Лион, широко улыбнувшись, воскликнул:
– Конечно же! Ребенок встречает ребенка, какого бы он ни был сословия, веры или народности, одинаково доброжелательной, выражающей радость, улыбкой. Взрослый же человек, который должен быть гораздо разумнее ребенка, прежде чем познакомиться или более-менее близко сойтись с человеком, уже соображает, какого сословия, веры, национальности тот человек, и смотря по сословию, вере или национальности, так или иначе обходится с ним… Недаром же Христос говорил: будьте, как дети…
– Но ведь я – католик, – произнес Джон, впервые за время этого продолжительного разговора улыбнувшись, – а вы, мистер Хартгейм, как я понимаю – протестант… И это ни в коей мере не мешало нам сойтись…
– Скажу более, – отвечал тот, – моя жена – католичка, кстати – ирландка… Очень даже возможно, что вы ее знаете.
– Я?
– Ну да…
– А почему я должен знать ее?
– Она, – не без гордости заявил Лион, – известная актриса. Она может быть знакома вам как Джастина О'Нил…
Аббат смущенно произнес:
– Извините, но я не отношу себя к театралам… Простите мое невежество, но это имя мне ничего не говорит. – Он виновато посмотрел на собеседника, после чего тихо добавил: – но, возвращаясь к нашему разговору…
Положив ногу на ногу, Лион обиженно буркнул:
– Да.
Затем, откашлявшись в кулак, начал:
– Христос открыл людям, что разделение между своими и чужими народами есть великий обман… Кому как не вам, аббат, это знать. И, познав эту истину, христианин, если он только, конечно, настоящий христианин, уже не может испытывать чувства недоброжелательности к другим народам…
О'Коннер в который раз за это время перебил собеседника:
– А если другие народы испытывают чувство недоброжелательности к моему – как быть тогда? Что тогда делать?

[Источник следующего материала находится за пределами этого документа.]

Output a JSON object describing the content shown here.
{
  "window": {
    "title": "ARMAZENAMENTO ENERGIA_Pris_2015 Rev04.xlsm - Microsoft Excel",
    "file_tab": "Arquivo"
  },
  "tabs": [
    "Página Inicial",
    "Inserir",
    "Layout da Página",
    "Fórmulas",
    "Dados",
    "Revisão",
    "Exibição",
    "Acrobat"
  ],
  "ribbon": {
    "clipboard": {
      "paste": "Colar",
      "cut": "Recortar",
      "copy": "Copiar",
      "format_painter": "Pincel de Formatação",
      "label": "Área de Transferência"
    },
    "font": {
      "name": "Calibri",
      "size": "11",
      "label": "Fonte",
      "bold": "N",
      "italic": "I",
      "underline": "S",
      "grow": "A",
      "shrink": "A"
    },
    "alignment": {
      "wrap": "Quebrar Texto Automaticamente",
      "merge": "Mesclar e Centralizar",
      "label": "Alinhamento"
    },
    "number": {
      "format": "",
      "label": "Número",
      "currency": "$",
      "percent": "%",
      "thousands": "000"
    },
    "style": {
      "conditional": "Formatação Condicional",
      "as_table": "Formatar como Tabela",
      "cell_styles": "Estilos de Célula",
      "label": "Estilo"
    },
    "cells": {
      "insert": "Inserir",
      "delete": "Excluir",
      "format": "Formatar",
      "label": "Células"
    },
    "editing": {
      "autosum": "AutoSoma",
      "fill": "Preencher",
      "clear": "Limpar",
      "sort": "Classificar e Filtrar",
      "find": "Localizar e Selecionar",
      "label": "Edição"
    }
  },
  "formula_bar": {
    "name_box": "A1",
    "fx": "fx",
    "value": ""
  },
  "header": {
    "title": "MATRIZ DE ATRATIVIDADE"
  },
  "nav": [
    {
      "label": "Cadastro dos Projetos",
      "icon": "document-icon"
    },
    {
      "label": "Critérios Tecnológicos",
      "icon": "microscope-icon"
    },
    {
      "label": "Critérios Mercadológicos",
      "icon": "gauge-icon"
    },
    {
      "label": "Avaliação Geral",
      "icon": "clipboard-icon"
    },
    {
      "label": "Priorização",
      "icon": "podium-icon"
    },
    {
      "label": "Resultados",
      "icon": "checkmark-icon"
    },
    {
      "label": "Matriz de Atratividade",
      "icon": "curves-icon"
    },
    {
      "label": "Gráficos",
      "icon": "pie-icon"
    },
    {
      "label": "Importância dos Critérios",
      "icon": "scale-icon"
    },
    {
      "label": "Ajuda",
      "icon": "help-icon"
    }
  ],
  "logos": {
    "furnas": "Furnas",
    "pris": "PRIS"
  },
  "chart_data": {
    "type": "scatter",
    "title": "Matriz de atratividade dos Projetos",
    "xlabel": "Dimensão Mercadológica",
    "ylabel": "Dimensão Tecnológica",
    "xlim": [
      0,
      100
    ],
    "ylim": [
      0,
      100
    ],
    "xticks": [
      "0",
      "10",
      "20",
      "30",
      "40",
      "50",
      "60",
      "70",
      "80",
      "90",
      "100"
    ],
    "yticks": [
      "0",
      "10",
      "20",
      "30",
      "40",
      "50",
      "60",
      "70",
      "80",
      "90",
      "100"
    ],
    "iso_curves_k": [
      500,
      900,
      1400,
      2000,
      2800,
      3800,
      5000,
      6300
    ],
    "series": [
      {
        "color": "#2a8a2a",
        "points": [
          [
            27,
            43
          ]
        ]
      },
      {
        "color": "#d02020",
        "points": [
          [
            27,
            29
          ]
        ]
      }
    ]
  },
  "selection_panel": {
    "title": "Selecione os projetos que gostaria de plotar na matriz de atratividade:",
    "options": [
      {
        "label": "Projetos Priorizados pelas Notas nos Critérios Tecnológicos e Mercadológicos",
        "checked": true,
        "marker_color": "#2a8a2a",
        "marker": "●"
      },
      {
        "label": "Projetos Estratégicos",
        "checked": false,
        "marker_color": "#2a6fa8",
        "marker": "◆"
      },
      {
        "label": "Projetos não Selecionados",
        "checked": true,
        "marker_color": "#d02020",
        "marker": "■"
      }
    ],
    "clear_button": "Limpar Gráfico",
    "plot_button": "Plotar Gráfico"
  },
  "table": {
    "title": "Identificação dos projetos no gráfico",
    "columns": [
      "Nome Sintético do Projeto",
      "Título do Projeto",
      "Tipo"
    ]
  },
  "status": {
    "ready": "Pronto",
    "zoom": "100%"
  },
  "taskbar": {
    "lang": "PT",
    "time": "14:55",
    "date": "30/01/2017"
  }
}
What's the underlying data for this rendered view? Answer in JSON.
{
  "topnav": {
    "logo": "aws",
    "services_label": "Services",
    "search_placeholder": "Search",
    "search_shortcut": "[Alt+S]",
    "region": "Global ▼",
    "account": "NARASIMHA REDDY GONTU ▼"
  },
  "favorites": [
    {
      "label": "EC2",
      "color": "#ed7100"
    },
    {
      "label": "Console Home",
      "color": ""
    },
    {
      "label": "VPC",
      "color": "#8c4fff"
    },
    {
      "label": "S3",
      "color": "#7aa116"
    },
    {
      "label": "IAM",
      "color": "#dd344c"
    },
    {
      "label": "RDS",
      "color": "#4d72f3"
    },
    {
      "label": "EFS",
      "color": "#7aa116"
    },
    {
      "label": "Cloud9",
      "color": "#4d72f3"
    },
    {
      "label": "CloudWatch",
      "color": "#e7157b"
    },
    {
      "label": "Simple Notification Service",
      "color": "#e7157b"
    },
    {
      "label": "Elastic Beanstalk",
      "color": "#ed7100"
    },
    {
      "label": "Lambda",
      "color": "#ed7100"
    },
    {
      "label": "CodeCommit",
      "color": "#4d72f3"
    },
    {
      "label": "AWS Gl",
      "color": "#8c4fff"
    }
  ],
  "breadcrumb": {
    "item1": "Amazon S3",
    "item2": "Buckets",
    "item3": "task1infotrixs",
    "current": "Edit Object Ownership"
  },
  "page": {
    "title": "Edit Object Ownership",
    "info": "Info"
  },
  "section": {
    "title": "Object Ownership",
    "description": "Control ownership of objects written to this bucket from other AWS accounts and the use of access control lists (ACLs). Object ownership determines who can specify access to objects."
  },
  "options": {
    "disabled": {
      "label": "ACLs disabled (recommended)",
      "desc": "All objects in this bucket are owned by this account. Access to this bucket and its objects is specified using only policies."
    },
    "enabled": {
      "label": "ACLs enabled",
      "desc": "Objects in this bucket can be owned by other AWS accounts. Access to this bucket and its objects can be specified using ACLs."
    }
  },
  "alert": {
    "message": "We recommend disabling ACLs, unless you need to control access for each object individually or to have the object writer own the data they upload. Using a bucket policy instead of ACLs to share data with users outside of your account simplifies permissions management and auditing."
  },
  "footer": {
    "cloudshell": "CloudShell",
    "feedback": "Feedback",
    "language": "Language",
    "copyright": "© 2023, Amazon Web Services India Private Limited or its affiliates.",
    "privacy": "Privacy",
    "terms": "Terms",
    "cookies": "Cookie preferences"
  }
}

– Подождите, Джон, – отстранил его Лион, – я не закончил мысль. Так вот: он не может оправдывать, как он, может быть, делал прежде, дурные поступки против чужих народов только тем, что эти народы хуже его собственного. Христианин не может не знать того, что разделение его с другими народами есть зло, что разделение – это соблазн, и потому он не может уже, как делал прежде, сознательно служить этому соблазну. Такой христианин не может не знать, что благо его связано с благом людей не одного только его народа, а с благом всех людей мира; он знает, что единство его со всеми народами мира не может быть нарушено чертою границы и расположениями к нему правительств о принадлежности его самого к тому или иному народу. Он знает, что все люди везде братья, и потому равны между собой. И, понимая это, такой христианин не может не изменить все свое отношение с другими народами и с их правительствами. То, что представлялось прежде хорошим и даже высоким, возвышенным – любовь к отечеству, к своему народу, к своему государству, служение им в ущерб блага всех людей, военные подвиги, – все это представляется такому христианину уже не высоким и прекрасным, а, напротив, низким и дурным во всех отношениях. То, что представлялось дурным и позорным: отречение от отечества, несогласие бороться против так называемых врагов, представляется ему высоким и заслуживающим восхищения. Если и может такой человек в минуту забвения больше желать успеха своему государству или народу, то не может он уже в спокойную минуту отдаваться этому суеверию, не может участвовать ни в каких тех делах, которые основаны на различии государств – ни в армиях, ни в таможнях, ни в сборе пошлин, ни в приготовлении снарядов или оружия, ни в какой-либо деятельности для вооружения, ни в военной службе, ни, тем более, в самой войне с другими народами… Ведь так или иначе, человек, понимающий смысл и назначение жизни, не может не чувствовать свое равенство и братство с людьми не только одного, но и всех народов, всего мира, – закончил Лион.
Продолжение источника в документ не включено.